Monthly rents were a good deal in Duval County decades ago, but no more: the average rental is over $1,350 a month.
And a new report from Yardi Matrix says Jacksonville is among the drivers of national growth.
“The great performance is not limited to large markets. Of 20 metros outside the top 30, 14 had double-digit year-over-year rent growth — led by the Southwest Florida Coast (29.1%), Jacksonville (21.7%) and Tucson (20.1%) — and every market was up by at least 7.3% year-over-year.”
The stats differentiate between “lifestyle renters” and “renters by necessity.” Lifestyle renters pay 25% more than last year, while renters by necessity pay 16.6% more on average.

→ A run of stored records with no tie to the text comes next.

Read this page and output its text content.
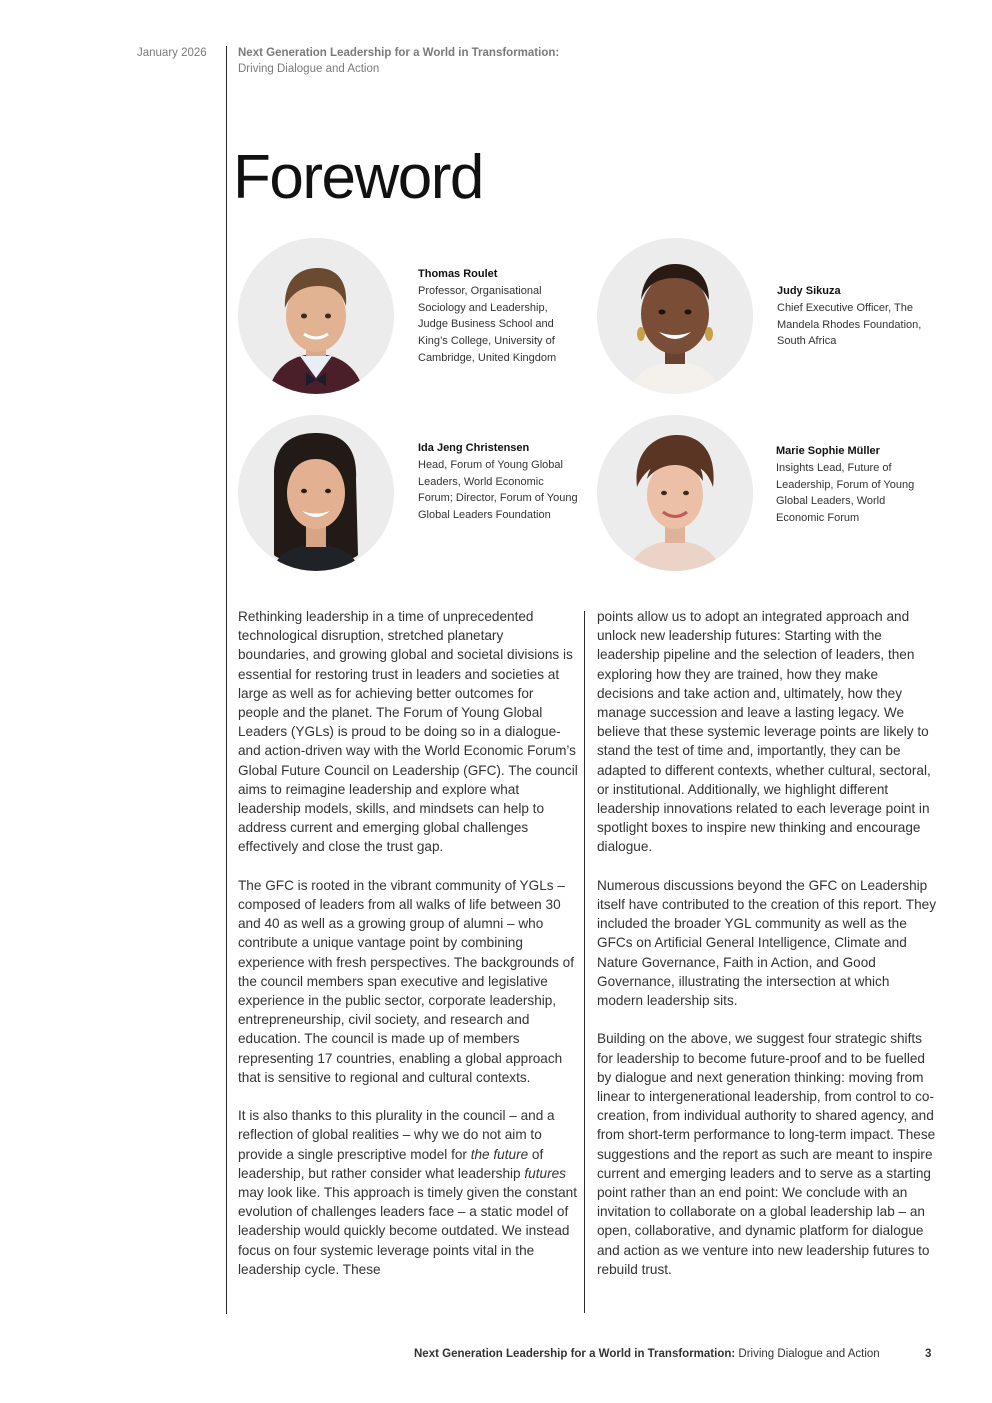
January 2026	Next Generation Leadership for a World in Transformation:
Driving Dialogue and Action
Foreword
Thomas Roulet
Professor, Organisational Sociology and Leadership, Judge Business School and King’s College, University of Cambridge, United Kingdom
Judy Sikuza
Chief Executive Officer, The Mandela Rhodes Foundation, South Africa
Ida Jeng Christensen
Head, Forum of Young Global Leaders, World Economic Forum; Director, Forum of Young Global Leaders Foundation
Marie Sophie Müller
Insights Lead, Future of Leadership, Forum of Young Global Leaders, World Economic Forum

Rethinking leadership in a time of unprecedented technological disruption, stretched planetary boundaries, and growing global and societal divisions is essential for restoring trust in leaders and societies at large as well as for achieving better outcomes for people and the planet. The Forum of Young Global Leaders (YGLs) is proud to be doing so in a dialogue- and action-driven way with the World Economic Forum’s Global Future Council on Leadership (GFC). The council aims to reimagine leadership and explore what leadership models, skills, and mindsets can help to address current and emerging global challenges effectively and close the trust gap.

The GFC is rooted in the vibrant community of YGLs – composed of leaders from all walks of life between 30 and 40 as well as a growing group of alumni – who contribute a unique vantage point by combining experience with fresh perspectives. The backgrounds of the council members span executive and legislative experience in the public sector, corporate leadership, entrepreneurship, civil society, and research and education. The council is made up of members representing 17 countries, enabling a global approach that is sensitive to regional and cultural contexts.

It is also thanks to this plurality in the council – and a reflection of global realities – why we do not aim to provide a single prescriptive model for the future of leadership, but rather consider what leadership futures may look like. This approach is timely given the constant evolution of challenges leaders face – a static model of leadership would quickly become outdated. We instead focus on four systemic leverage points vital in the leadership cycle. These

points allow us to adopt an integrated approach and unlock new leadership futures: Starting with the leadership pipeline and the selection of leaders, then exploring how they are trained, how they make decisions and take action and, ultimately, how they manage succession and leave a lasting legacy. We believe that these systemic leverage points are likely to stand the test of time and, importantly, they can be adapted to different contexts, whether cultural, sectoral, or institutional. Additionally, we highlight different leadership innovations related to each leverage point in spotlight boxes to inspire new thinking and encourage dialogue.

Numerous discussions beyond the GFC on Leadership itself have contributed to the creation of this report. They included the broader YGL community as well as the GFCs on Artificial General Intelligence, Climate and Nature Governance, Faith in Action, and Good Governance, illustrating the intersection at which modern leadership sits.

Building on the above, we suggest four strategic shifts for leadership to become future-proof and to be fuelled by dialogue and next generation thinking: moving from linear to intergenerational leadership, from control to co-creation, from individual authority to shared agency, and from short-term performance to long-term impact. These suggestions and the report as such are meant to inspire current and emerging leaders and to serve as a starting point rather than an end point: We conclude with an invitation to collaborate on a global leadership lab – an open, collaborative, and dynamic platform for dialogue and action as we venture into new leadership futures to rebuild trust.

Next Generation Leadership for a World in Transformation: Driving Dialogue and Action	3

Jacksonville isn’t alone here, of course. Tampa rents have gone up 25% year over year. And in Orlando, rents went up 2.5% in October alone.
Same old song
Stop us if you’ve heard this one before about the Jaguars.
Last Sunday against Atlanta, first-half turnovers and penalties by the Jags put them in an 11-point hole at the break. That deficit swelled to 18 points in the third quarter before Jacksonville rallied.
Alas, the result was the same: close, but no victory as Atlanta walked out with a 21-14 triumph.
It dropped the Jags to 2-9 overall and was their third straight loss since upsetting Buffalo on Nov. 7.
This season was always going to be about building a solid foundation for the future, and head coach Urban Meyer said he believes rookie quarterback Trevor Lawrence continues to make solid progress.
Lawrence excelled against Atlanta when the Jags went to an up-tempo offense. It allowed him to use his athleticism and get into more of a rhythm.
“I think you can expect some more of it as we move forward,” Meyer said.
That was the style Lawrence ran while setting records at Clemson.
“I like tempo,” Lawrence said. “I think over the course of the season, we’ve started to realize that’s something we do well. I think we did a great job executing our fast-tempo plays today, so something we’ll keep working on. When the time is right, we’ll use it when we need it, but I do think we did a good job using it today.”
To put into perspective what this season has been like for Meyer, he was 83-9 during seven seasons at Ohio State. It took only 11 games in Jacksonville for him to reach nine losses.
It won’t get any easier in Jacksonville’s next game. The Jags will travel to Los Angeles on Sunday to play the Rams.